If you’ve ever built LEGOs, this step should sound familiar. Sure, when you first open a new set, all of the pieces are organized into nice packets. But if you’ve ever rebuilt LEGO sets, the process is a little different, and requires organizing all pieces into discrete piles, separated by things like type, color, or shape, before you can truly start building. In a similar manner, organizations must take steps to organize their data before they can truly begin building intelligent solutions that can impact the business.
As part of this process, it’s important to focus on building repeatable patterns and frameworks that can continually support data organization efforts. This includes the setup of data pipelines that can manage the intake of new data and support the continued growth of your data set in a highly structured manner. In organizing your data, as well as in establishing principles and infrastructure that can maintain organization into the future, you are placing yourself and your team in the best possible position to reach your AI and Machine Learning goals.
With data effectively organized, you can now have confidence in the accuracy and validity of the data that will be used as the basis for insight generation. This unlocks a world of possibilities and means you’re ready to start building your AI masterpiece!
Maturity Level 3. Data Storage
But wait! There’s one more important piece of the puzzle. Activating a robust AI and/or Machine Learning model requires a strong data persistence tier.

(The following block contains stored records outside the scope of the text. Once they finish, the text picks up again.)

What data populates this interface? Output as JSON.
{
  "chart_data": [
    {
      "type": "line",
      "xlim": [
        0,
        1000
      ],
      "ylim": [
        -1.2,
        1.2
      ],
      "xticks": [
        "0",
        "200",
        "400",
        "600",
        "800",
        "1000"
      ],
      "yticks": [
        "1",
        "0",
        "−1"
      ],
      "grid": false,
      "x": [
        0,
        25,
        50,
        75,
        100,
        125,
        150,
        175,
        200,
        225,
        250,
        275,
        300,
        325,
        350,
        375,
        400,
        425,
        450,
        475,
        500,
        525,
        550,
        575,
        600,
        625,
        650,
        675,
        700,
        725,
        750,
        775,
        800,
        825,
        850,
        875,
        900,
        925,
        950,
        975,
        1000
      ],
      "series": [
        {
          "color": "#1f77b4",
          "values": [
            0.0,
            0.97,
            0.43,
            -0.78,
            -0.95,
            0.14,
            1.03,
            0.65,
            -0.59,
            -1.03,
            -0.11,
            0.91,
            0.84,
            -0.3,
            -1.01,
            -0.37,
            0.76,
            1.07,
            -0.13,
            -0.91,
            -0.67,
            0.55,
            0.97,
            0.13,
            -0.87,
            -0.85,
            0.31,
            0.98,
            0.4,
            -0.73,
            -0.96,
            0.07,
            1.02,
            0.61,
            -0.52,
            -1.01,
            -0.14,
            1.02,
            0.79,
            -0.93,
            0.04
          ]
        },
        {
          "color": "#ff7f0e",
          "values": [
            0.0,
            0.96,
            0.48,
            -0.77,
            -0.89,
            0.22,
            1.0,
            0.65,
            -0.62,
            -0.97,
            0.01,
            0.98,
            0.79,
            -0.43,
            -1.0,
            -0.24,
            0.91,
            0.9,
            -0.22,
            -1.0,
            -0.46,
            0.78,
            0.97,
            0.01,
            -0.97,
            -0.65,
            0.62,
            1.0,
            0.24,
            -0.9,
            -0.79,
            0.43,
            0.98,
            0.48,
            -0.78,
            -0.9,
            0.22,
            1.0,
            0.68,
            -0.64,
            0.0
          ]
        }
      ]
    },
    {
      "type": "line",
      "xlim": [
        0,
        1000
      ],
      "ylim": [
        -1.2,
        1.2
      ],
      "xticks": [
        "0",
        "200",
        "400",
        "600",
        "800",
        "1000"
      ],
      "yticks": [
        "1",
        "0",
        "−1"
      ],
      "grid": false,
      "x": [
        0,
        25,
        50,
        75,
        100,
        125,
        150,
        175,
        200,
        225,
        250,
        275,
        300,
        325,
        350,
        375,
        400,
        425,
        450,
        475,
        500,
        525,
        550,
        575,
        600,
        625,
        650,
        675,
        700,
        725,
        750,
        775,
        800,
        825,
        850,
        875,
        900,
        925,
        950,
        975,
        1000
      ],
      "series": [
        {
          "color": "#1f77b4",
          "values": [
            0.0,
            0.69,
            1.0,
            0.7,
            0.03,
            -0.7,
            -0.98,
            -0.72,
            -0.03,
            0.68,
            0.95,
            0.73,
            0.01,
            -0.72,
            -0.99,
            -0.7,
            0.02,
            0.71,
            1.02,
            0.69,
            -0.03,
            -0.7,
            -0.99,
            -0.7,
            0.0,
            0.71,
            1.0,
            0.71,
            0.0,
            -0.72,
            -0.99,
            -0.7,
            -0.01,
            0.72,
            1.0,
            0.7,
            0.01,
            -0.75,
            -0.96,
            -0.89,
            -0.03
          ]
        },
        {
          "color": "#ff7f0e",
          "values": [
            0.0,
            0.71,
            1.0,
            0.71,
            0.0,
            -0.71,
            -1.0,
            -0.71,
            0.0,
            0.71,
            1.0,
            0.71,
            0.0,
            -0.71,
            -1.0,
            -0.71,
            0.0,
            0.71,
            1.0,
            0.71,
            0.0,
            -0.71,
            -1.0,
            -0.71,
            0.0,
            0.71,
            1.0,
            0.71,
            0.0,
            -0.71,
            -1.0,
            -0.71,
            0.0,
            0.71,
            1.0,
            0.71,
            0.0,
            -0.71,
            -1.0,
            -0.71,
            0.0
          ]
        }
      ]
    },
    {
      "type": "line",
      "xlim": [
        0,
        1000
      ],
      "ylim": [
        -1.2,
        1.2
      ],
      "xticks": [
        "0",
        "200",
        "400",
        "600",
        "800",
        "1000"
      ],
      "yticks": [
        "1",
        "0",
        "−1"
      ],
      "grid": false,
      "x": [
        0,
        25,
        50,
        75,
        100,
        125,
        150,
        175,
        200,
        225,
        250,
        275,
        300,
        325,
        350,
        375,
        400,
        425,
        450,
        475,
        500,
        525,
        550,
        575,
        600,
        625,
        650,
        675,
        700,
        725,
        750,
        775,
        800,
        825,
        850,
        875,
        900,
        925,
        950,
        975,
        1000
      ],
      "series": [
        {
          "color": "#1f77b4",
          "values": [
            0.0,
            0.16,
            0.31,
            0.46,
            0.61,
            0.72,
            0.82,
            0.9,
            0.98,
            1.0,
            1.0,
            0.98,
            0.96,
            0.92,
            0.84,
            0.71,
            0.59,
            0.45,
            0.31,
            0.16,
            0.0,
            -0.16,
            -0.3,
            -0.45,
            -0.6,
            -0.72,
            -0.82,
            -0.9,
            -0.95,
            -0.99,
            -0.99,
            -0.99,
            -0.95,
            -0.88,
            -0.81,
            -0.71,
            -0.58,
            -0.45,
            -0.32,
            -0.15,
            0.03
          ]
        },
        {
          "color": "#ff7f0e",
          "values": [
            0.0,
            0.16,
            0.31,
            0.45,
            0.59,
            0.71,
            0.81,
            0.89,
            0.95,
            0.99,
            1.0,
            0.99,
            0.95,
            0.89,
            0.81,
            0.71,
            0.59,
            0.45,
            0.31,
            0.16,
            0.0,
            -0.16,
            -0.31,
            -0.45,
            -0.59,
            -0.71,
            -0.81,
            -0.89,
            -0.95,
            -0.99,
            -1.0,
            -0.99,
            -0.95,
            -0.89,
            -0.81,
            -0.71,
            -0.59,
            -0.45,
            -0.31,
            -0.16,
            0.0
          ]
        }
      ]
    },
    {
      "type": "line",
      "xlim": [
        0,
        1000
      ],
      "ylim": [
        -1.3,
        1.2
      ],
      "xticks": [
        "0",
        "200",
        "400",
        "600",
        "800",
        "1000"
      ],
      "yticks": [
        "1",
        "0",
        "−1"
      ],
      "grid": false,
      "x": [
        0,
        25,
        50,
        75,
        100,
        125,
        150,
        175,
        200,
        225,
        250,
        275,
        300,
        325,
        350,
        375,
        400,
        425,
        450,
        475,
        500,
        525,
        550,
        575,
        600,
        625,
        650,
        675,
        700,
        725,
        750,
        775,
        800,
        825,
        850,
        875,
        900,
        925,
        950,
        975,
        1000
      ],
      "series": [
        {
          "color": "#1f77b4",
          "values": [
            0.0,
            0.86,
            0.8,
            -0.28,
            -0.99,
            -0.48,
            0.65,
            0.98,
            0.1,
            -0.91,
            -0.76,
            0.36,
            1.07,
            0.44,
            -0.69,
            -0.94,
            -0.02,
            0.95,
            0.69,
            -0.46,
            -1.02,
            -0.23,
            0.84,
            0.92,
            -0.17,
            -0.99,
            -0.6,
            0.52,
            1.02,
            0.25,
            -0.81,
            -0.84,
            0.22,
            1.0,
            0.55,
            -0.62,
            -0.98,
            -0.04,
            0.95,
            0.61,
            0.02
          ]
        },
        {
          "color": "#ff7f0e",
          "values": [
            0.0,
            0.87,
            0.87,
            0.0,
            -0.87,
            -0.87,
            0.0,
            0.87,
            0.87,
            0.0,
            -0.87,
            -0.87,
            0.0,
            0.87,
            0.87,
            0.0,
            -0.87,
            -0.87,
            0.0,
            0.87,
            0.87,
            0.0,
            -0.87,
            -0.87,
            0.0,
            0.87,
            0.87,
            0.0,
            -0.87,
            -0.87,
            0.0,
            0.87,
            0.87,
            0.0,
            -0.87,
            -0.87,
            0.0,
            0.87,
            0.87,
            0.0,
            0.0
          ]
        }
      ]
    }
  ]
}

As AI and Machine Learning models are mathematical in nature, data often (but not always) needs to be stored and transformed into numeric values, and to be normalized in order to ensure conditional independence. While some models, like decision trees, do not require this level of data transformation, it is important to understand the specific requirements of each Machine Learning or AI model that you intend to deploy. Regardless of the model, this level of data maturity requires a strong data persistence tier that can support the data pipeline, and the organization and categorization of data that comes from different heterogeneous sources and arrives in different formats.

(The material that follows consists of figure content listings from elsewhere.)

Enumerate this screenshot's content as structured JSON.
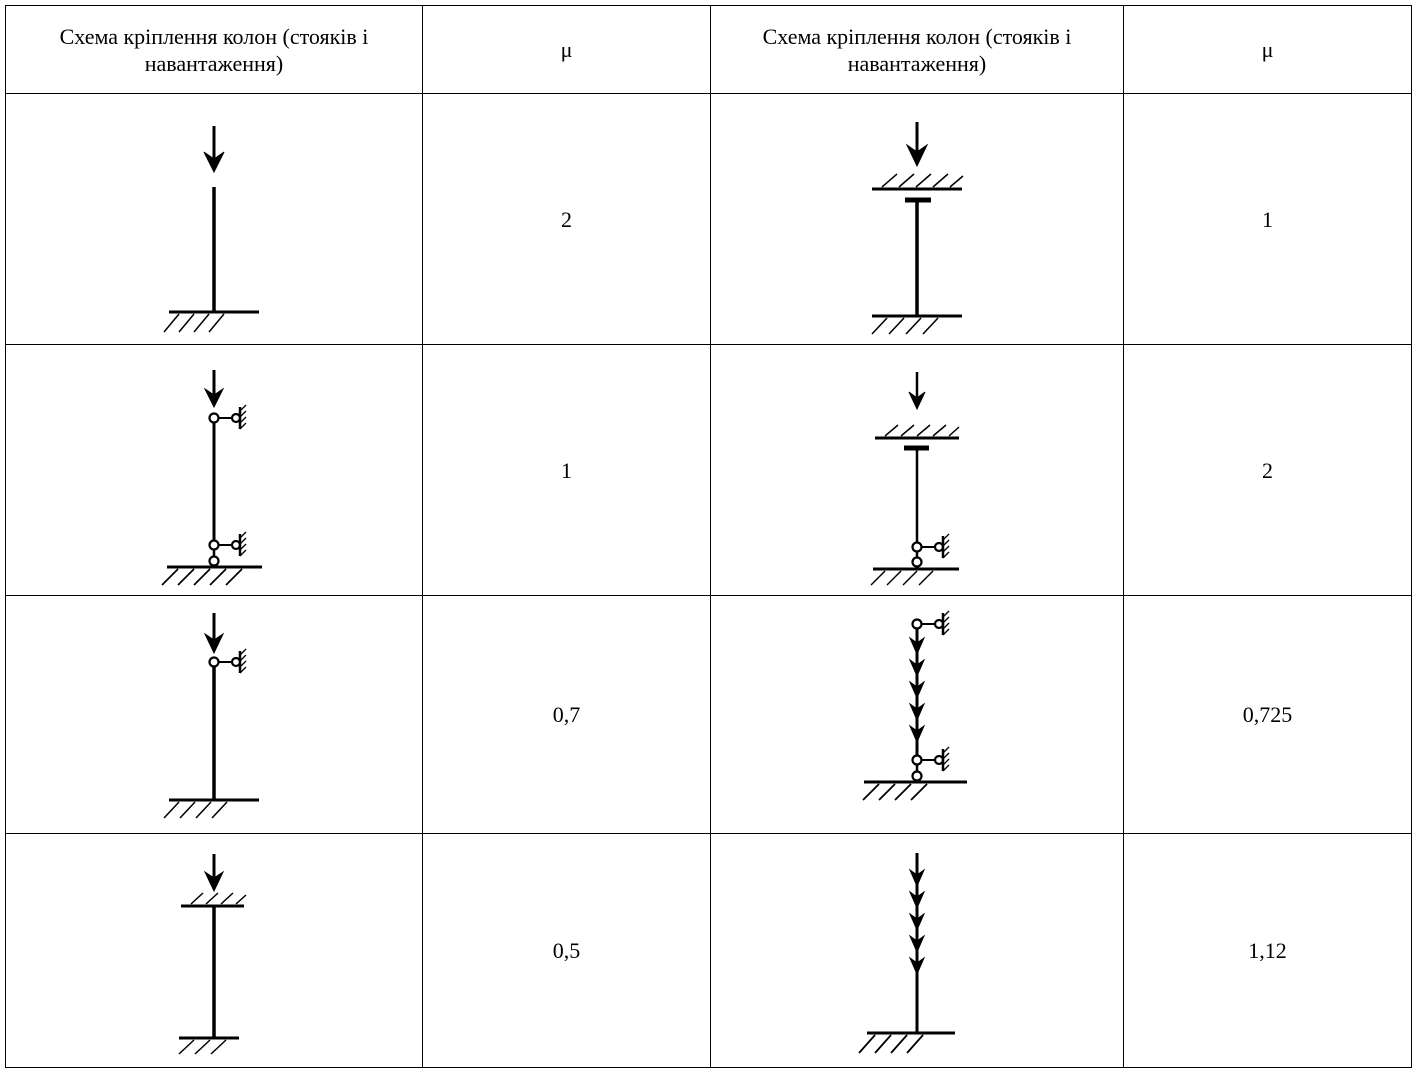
{
  "table": {
    "headers": [
      "Схема кріплення колон (стояків і навантаження)",
      "μ",
      "Схема кріплення колон (стояків і навантаження)",
      "μ"
    ],
    "rows": [
      {
        "left_scheme": "free-top-fixed-base-icon",
        "left_mu": "2",
        "right_scheme": "clamped-top-fixed-base-icon",
        "right_mu": "1"
      },
      {
        "left_scheme": "pinned-top-pinned-base-icon",
        "left_mu": "1",
        "right_scheme": "clamped-top-pinned-base-icon",
        "right_mu": "2"
      },
      {
        "left_scheme": "pinned-top-fixed-base-icon",
        "left_mu": "0,7",
        "right_scheme": "distributed-load-pinned-pinned-icon",
        "right_mu": "0,725"
      },
      {
        "left_scheme": "clamped-top-fixed-base-short-icon",
        "left_mu": "0,5",
        "right_scheme": "distributed-load-fixed-base-icon",
        "right_mu": "1,12"
      }
    ]
  }
}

When we dig a bit deeper, some probabilistic models require that data meet a certain set of requirements. In some instances, data must be continuous (numeric). In some instances, data must follow a normal distribution. And in some instances, data must have conditional independence.
While requirements differ based on your discrete objectives – e.g. not all models require data to be continuous nor follow a normal distribution - it’s important to align your data storage with the objectives of your business. There are a few options that exist for your data storage, including Data Warehouses, Data Lakes, and Data Lakehouses, each of which coincides with different layers of data processing.

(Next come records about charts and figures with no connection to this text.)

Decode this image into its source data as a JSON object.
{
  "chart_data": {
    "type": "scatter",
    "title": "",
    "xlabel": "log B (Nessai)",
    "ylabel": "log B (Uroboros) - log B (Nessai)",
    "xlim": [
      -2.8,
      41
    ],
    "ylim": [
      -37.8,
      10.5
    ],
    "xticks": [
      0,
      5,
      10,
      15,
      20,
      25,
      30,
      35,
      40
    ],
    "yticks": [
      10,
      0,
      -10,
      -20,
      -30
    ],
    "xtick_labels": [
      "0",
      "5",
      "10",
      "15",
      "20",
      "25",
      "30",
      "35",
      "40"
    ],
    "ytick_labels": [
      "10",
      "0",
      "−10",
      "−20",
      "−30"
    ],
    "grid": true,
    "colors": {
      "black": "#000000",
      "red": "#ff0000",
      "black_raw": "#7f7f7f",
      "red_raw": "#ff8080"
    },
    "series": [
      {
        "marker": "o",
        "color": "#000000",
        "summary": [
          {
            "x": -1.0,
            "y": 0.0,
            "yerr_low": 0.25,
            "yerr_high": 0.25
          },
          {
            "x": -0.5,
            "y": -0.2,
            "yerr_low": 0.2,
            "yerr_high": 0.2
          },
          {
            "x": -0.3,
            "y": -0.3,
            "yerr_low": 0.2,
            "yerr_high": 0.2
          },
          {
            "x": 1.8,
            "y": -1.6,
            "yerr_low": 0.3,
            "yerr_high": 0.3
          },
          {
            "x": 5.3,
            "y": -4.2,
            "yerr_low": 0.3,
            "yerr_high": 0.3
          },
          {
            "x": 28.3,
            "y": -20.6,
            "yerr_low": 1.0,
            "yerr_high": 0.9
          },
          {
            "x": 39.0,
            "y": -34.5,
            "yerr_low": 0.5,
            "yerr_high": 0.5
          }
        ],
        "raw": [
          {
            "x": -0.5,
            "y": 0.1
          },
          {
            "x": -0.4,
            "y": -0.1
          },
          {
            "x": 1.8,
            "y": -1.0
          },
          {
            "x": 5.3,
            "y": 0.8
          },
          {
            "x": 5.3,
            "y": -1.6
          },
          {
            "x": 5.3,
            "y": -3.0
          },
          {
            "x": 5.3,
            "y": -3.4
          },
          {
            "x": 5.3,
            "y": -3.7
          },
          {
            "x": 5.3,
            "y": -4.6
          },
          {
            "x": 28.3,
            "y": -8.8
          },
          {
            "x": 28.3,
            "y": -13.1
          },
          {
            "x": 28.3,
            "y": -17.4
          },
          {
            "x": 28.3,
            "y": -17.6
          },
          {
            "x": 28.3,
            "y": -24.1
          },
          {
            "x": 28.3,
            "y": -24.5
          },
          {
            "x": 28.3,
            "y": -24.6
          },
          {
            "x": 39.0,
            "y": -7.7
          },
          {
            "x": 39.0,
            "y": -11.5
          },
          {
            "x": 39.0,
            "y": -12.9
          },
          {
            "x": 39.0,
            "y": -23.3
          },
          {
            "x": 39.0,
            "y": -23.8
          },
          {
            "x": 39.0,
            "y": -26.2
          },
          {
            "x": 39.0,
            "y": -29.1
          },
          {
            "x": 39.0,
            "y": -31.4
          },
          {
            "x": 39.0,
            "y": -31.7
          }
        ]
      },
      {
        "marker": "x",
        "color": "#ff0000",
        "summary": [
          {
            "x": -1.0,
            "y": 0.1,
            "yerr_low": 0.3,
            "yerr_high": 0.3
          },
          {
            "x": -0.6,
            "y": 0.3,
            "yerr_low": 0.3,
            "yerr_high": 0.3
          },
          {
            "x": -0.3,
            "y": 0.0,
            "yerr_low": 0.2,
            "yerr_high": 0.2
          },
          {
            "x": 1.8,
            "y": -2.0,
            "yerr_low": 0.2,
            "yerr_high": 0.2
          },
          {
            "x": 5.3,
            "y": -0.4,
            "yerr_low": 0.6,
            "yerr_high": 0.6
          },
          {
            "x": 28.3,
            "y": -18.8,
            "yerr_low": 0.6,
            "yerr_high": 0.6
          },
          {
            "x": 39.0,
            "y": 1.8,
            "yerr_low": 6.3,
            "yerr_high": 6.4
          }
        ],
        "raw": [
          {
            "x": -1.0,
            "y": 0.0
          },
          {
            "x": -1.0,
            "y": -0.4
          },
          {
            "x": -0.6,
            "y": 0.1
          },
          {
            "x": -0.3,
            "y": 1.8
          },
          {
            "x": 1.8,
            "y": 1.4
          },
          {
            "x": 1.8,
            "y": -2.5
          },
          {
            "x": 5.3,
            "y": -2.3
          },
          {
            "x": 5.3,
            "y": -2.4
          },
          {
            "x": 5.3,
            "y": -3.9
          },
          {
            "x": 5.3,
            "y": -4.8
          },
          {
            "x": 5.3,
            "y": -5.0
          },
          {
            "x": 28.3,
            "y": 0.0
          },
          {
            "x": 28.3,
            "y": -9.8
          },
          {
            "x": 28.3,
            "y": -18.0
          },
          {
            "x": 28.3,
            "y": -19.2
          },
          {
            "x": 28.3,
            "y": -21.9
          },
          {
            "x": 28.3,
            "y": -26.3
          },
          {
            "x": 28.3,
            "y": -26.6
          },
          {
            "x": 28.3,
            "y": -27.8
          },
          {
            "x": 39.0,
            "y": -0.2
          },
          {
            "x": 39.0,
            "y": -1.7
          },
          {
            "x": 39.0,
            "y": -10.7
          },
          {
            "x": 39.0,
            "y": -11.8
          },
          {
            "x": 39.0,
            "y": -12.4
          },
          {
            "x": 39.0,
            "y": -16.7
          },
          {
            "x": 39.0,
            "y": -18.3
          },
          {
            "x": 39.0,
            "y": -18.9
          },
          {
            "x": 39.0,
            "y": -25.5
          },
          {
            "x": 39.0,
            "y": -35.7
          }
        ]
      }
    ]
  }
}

Data Warehouses. Data Warehouses are very structured and a more classic approach to data storage.
Data Lakehouse. Data Lakehouses can be viewed as a midpoint between a Data Lake and a Data Warehouse, possessing a combination of raw and structured data.
Data Lake. Data Lakes store vast amounts of raw and non-structured data.
It’s important to note that the way we view the distinction between Data Warehouses, Data Lakehouses, and Data Lakes are evolving, with industry leaders like Snowflake providing storage options for both structure and unstructured data alike.
Having your data organized appropriately, and also stored and structure in a manner that supports the requirements of your desired AI model, is imperative to the success of your overarching initiative. Often, we recommend running normalization tests and descriptive statistics in order to validate the data set prior to assembling and training your models.
Once your data storage is setup appropriately, you can begin to train your models, and use the resulting data set to activate Business Intelligence, Machine Learning, Generative AI, Predictive Analytics, and more!
Self-Examination
Here are a few more self-evaluation questions to see how you stack up with our latest data maturity levels.
Do you have a data pipeline in place?
Do you have a modern data storage solution in place? In what state does your data reside?
Do you have a Data Lake? A Data Lakehouse? Or a Data Warehouse? Have you explored or discussed these storage options within your organization?
Have you identified data requirements for the specific AI and Machine Learning models that you are aiming to activate? For example, do you require data normalization? Do you require conditional independence? Do you require a continuous numeric data set?
Does your current data set reflect these requirements?